Stephany Slaughter, Phillip Andre, Lauryn Bishop and the Kappa Iota sorority were the recipients of the first-annual awards, which were given out during the Unity Celebration at the end of Martin Luther King Jr. week, Jan. 21. According to Damon Brown, vice president for student affairs and chief diversity officer, the awards are an acknowledgement that diversity, equity and inclusion efforts are being felt across the entirety of the Alma College campus.
“Congratulations to Stephany, Phillip, Lauryn and Kappa Iota for receiving these awards. It’s important to celebrate the work they have done, and continue to do,” Brown said. “Our hope is that the recipients, along with the other nominees, and everyone who participated in our successful week of activities surrounding Martin Luther King Jr.

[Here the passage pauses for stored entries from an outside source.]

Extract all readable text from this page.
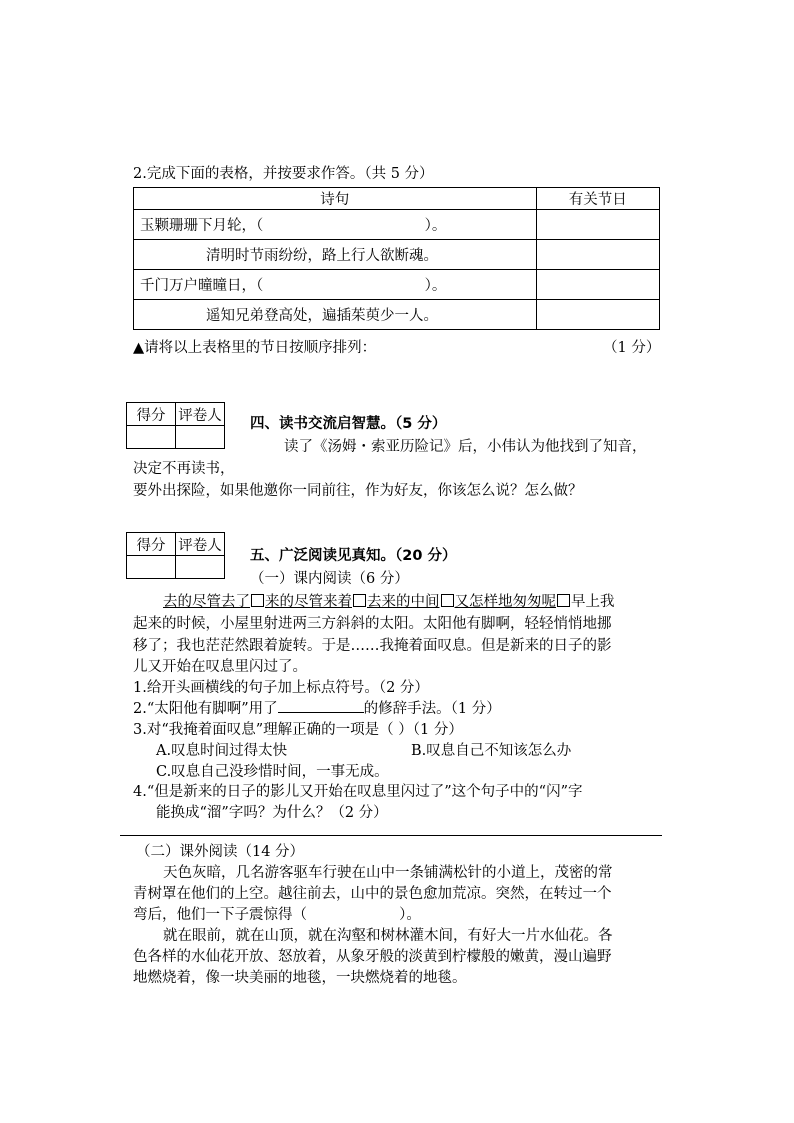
2.完成下面的表格，并按要求作答。（共 5 分）
诗句	有关节日
玉颗珊珊下月轮，（                                   ）。	
清明时节雨纷纷，路上行人欲断魂。	
千门万户曈曈日，（                                   ）。	
遥知兄弟登高处，遍插茱萸少一人。	
▲请将以上表格里的节日按顺序排列：	（1 分）
得分	评卷人

四、读书交流启智慧。（5 分）
读了《汤姆・索亚历险记》后，小伟认为他找到了知音，
决定不再读书，
要外出探险，如果他邀你一同前往，作为好友，你该怎么说？怎么做？
得分	评卷人

五、广泛阅读见真知。（20 分）
（一）课内阅读（6 分）
去的尽管去了 来的尽管来着 去来的中间 又怎样地匆匆呢 早上我
起来的时候，小屋里射进两三方斜斜的太阳。太阳他有脚啊，轻轻悄悄地挪
移了；我也茫茫然跟着旋转。于是……我掩着面叹息。但是新来的日子的影
儿又开始在叹息里闪过了。
1.给开头画横线的句子加上标点符号。（2 分）
2.“太阳他有脚啊”用了	的修辞手法。（1 分）
3.对“我掩着面叹息”理解正确的一项是（ ）（1 分）
A.叹息时间过得太快	B.叹息自己不知该怎么办
C.叹息自己没珍惜时间，一事无成。
4.“但是新来的日子的影儿又开始在叹息里闪过了”这个句子中的“闪”字
能换成“溜”字吗？为什么？（2 分）
（二）课外阅读（14 分）
天色灰暗，几名游客驱车行驶在山中一条铺满松针的小道上，茂密的常
青树罩在他们的上空。越往前去，山中的景色愈加荒凉。突然，在转过一个
弯后，他们一下子震惊得（                    ）。
就在眼前，就在山顶，就在沟壑和树林灌木间，有好大一片水仙花。各
色各样的水仙花开放、怒放着，从象牙般的淡黄到柠檬般的嫩黄，漫山遍野
地燃烧着，像一块美丽的地毯，一块燃烧着的地毯。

Day, will feel encouraged to join in these important efforts.”
Awards were given out following a nomination period that was open to the public and chosen by a committee of college students, faculty and staff.
Donnesha Blake, director of diversity and inclusion, said the award is now expected to be given annually during the college’s slate of MLK Week activities. At Alma, historically, classes and athletics are canceled on Martin Luther King Jr. Day, as the entire campus community pauses to reflect and remember King and his legacy.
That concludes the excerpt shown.